The saeng makgeolli, which is essentially standard makgeolli, was soon delivered in brass kettles. We poured the milky white goodness into each drinking bowl, Korean style. The stuff was good, distinctively different from your average convenience store bottle. We also sampled an herb variety which was sub-par, but the mugwort makgeolli, which looked like green tea, was to die for.
The food at Blue Star did not disappoint, either. The haemul pajeon (seafood pancake) was delicious despite the fact I'm not a huge octopus fan. The dueji bulgogi (marinated pork) was perfectly seasoned and greasy, making it an excellent drinking food. We also tried some sort of root covered with sauce whose name I forget (mostly because I was quite tipsy at the point it was brought out) but what I do remember is repeatedly thinking "Wow... this is so GOOD!" The highlight of the spread was the kimchi tobu (kimchi and tofu) which was probably the best I've ever eaten. The tofu was presented in little pyramids and practically melted in my mouth.

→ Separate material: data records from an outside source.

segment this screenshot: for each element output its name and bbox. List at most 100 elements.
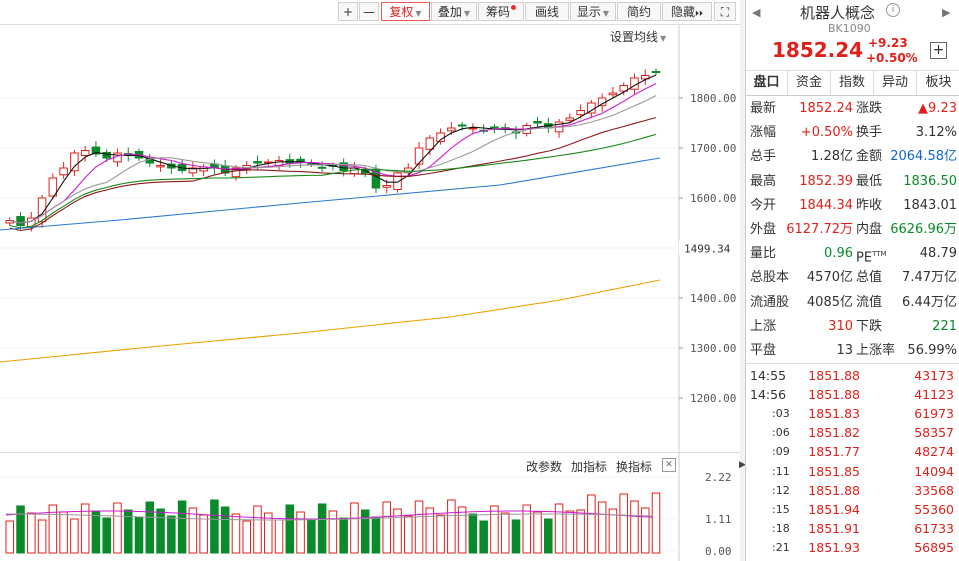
- volume-bar: [167, 515, 176, 554]
- stat-label: 流通股: [750, 294, 790, 310]
- candle-body: [231, 167, 241, 178]
- tick-volume: 14094: [914, 463, 954, 479]
- tick-volume: 56895: [914, 539, 954, 555]
- candlestick-chart[interactable]: 1800.001700.001600.001500.001400.001300.…: [0, 25, 740, 453]
- hide-button[interactable]: 隐藏⏵⏵: [662, 2, 712, 21]
- volume-bar: [533, 511, 542, 554]
- volume-bar: [565, 510, 575, 554]
- volume-bar: [371, 516, 381, 554]
- add-watchlist-button[interactable]: +: [930, 42, 947, 59]
- tick-row: :11 1851.85 14094: [746, 462, 959, 481]
- tab-handicap[interactable]: 盘口: [746, 71, 788, 95]
- stat-row: 总股本 4570亿 总值 7.47万亿: [746, 266, 959, 290]
- volume-bar: [27, 512, 36, 554]
- candle-body: [651, 71, 661, 74]
- stat-label: 昨收: [856, 197, 883, 213]
- panel-tabs: 盘口 资金 指数 异动 板块: [746, 70, 959, 96]
- stat-row: 总手 1.28亿 金额 2064.58亿: [746, 145, 959, 169]
- tick-row: 14:55 1851.88 43173: [746, 366, 959, 385]
- tick-time: :12: [772, 483, 790, 497]
- candle-body: [457, 124, 467, 127]
- chevron-down-icon: ▼: [463, 9, 471, 18]
- close-icon[interactable]: ✕: [662, 458, 676, 472]
- prev-stock-icon[interactable]: ◀: [752, 6, 761, 19]
- change-params-button[interactable]: 改参数: [526, 460, 563, 474]
- stat-label: 今开: [750, 197, 777, 213]
- display-dropdown[interactable]: 显示 ▼: [570, 2, 616, 21]
- ma60-line: [9, 133, 657, 229]
- candle-body: [188, 167, 198, 174]
- stat-value: ▲9.23: [918, 101, 957, 116]
- stat-value: 1843.01: [903, 197, 957, 213]
- volume-bar: [242, 520, 251, 554]
- add-indicator-button[interactable]: 加指标: [571, 460, 608, 474]
- stat-row: 流通股 4085亿 流值 6.44万亿: [746, 291, 959, 315]
- current-price: 1852.24: [772, 38, 864, 62]
- tab-funds[interactable]: 资金: [788, 71, 831, 95]
- stat-value: 7.47万亿: [902, 270, 957, 286]
- candle-body: [317, 166, 327, 169]
- tab-index[interactable]: 指数: [831, 71, 874, 95]
- info-icon[interactable]: i: [886, 3, 900, 17]
- ma-settings-button[interactable]: 设置均线 ▼: [610, 28, 666, 45]
- stat-label: 金额: [856, 149, 883, 165]
- volume-bar: [307, 518, 316, 554]
- chips-label: 筹码: [485, 5, 510, 19]
- tab-movement[interactable]: 异动: [874, 71, 917, 95]
- stat-row: 量比 0.96 PETTM 48.79: [746, 242, 959, 266]
- volume-bar: [113, 502, 122, 554]
- chart-toolbar: + — 复权 ▼ 叠加 ▼ 筹码 画线 显示 ▼ 简约 隐藏⏵⏵ ⛶: [0, 0, 740, 25]
- volume-bar: [91, 510, 101, 554]
- volume-bar: [16, 505, 25, 554]
- tick-time: :03: [772, 407, 790, 421]
- tick-price: 1851.77: [808, 444, 860, 460]
- volume-chart[interactable]: 2.22 1.11 0.00 改参数 加指标 换指标 ✕: [0, 453, 740, 561]
- stock-code: BK1090: [828, 22, 871, 35]
- stat-label: PETTM: [856, 250, 887, 266]
- stat-row: 今开 1844.34 昨收 1843.01: [746, 194, 959, 218]
- tick-volume: 41123: [914, 387, 954, 403]
- tick-volume: 48274: [914, 444, 954, 460]
- stat-value: 1852.39: [799, 173, 853, 189]
- stat-row: 涨幅 +0.50% 换手 3.12%: [746, 121, 959, 145]
- volume-bar: [425, 507, 435, 554]
- chips-button[interactable]: 筹码: [478, 2, 524, 21]
- stock-name: 机器人概念: [800, 4, 876, 22]
- volume-tick-label: 1.11: [705, 513, 732, 526]
- panel-splitter[interactable]: [740, 0, 745, 561]
- volume-bar: [350, 502, 359, 554]
- volume-bar: [576, 509, 585, 554]
- candle-body: [576, 110, 585, 116]
- zoom-out-button[interactable]: —: [359, 2, 379, 21]
- collapse-handle-icon[interactable]: ▶: [739, 460, 746, 470]
- tick-time: :06: [772, 426, 790, 440]
- tick-volume: 33568: [914, 482, 954, 498]
- volume-bar: [479, 520, 488, 554]
- volume-bar: [328, 510, 338, 554]
- stat-value: 6127.72万: [786, 222, 853, 237]
- overlay-dropdown[interactable]: 叠加 ▼: [431, 2, 477, 21]
- tab-sector[interactable]: 板块: [925, 75, 952, 90]
- next-stock-icon[interactable]: ▶: [942, 6, 951, 19]
- candle-body: [48, 177, 58, 197]
- stat-value: 1.28亿: [811, 149, 853, 165]
- stat-label: 外盘: [750, 222, 777, 237]
- volume-bar: [587, 494, 596, 554]
- ma5-line: [9, 74, 657, 224]
- volume-bar: [296, 511, 305, 554]
- stat-row: 上涨 310 下跌 221: [746, 315, 959, 339]
- stat-label: 总值: [856, 270, 883, 286]
- price-marker-box: [679, 240, 739, 256]
- volume-bar: [597, 501, 607, 554]
- fullscreen-icon[interactable]: ⛶: [714, 2, 736, 21]
- drawing-button[interactable]: 画线: [525, 2, 569, 21]
- volume-bar: [339, 517, 348, 554]
- switch-indicator-button[interactable]: 换指标: [616, 460, 653, 474]
- restore-rights-dropdown[interactable]: 复权 ▼: [381, 2, 430, 21]
- simple-mode-button[interactable]: 简约: [617, 2, 661, 21]
- zoom-in-button[interactable]: +: [338, 2, 358, 21]
- candle-body: [565, 117, 575, 121]
- tick-volume: 43173: [914, 368, 954, 383]
- stat-label: 下跌: [856, 318, 883, 334]
- tick-time: 14:56: [750, 387, 787, 403]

It was obvious we were all enjoying ourselves as the night progressed. I was enjoying myself a bit too much and ended up quite drunk, staying in the bar long after the meeting was officially over. A few others and I ordered a few more bowls of mugwort makgeolli and played drinking games until we decided to head out to Hongdae.
Despite the end of the night being a blur, I had an excellent time at Blue Star with the fellow makgeolli enthusiasts. It's rare that I meet other foreigners (or even Koreans for that matter) who enjoy makgeolli so it was great meeting others passionate about the traditional alcohol. There's no doubt that I'll be joining the mamas and papas table in the future for more fun, more food, and, of course, more makgeolli.
The Makgeolli Mamas and Papas meet every three weeks. They will also be holding a makgeolli making class on October 20th, 2012. For more information, check out their website by clicking here.
To get to the Pub of the Blue Star, take the subway to Anguk Station. Go out exit 6 and take the first left down the narrow alley. It will be to your right immediately after the narrow gets wider.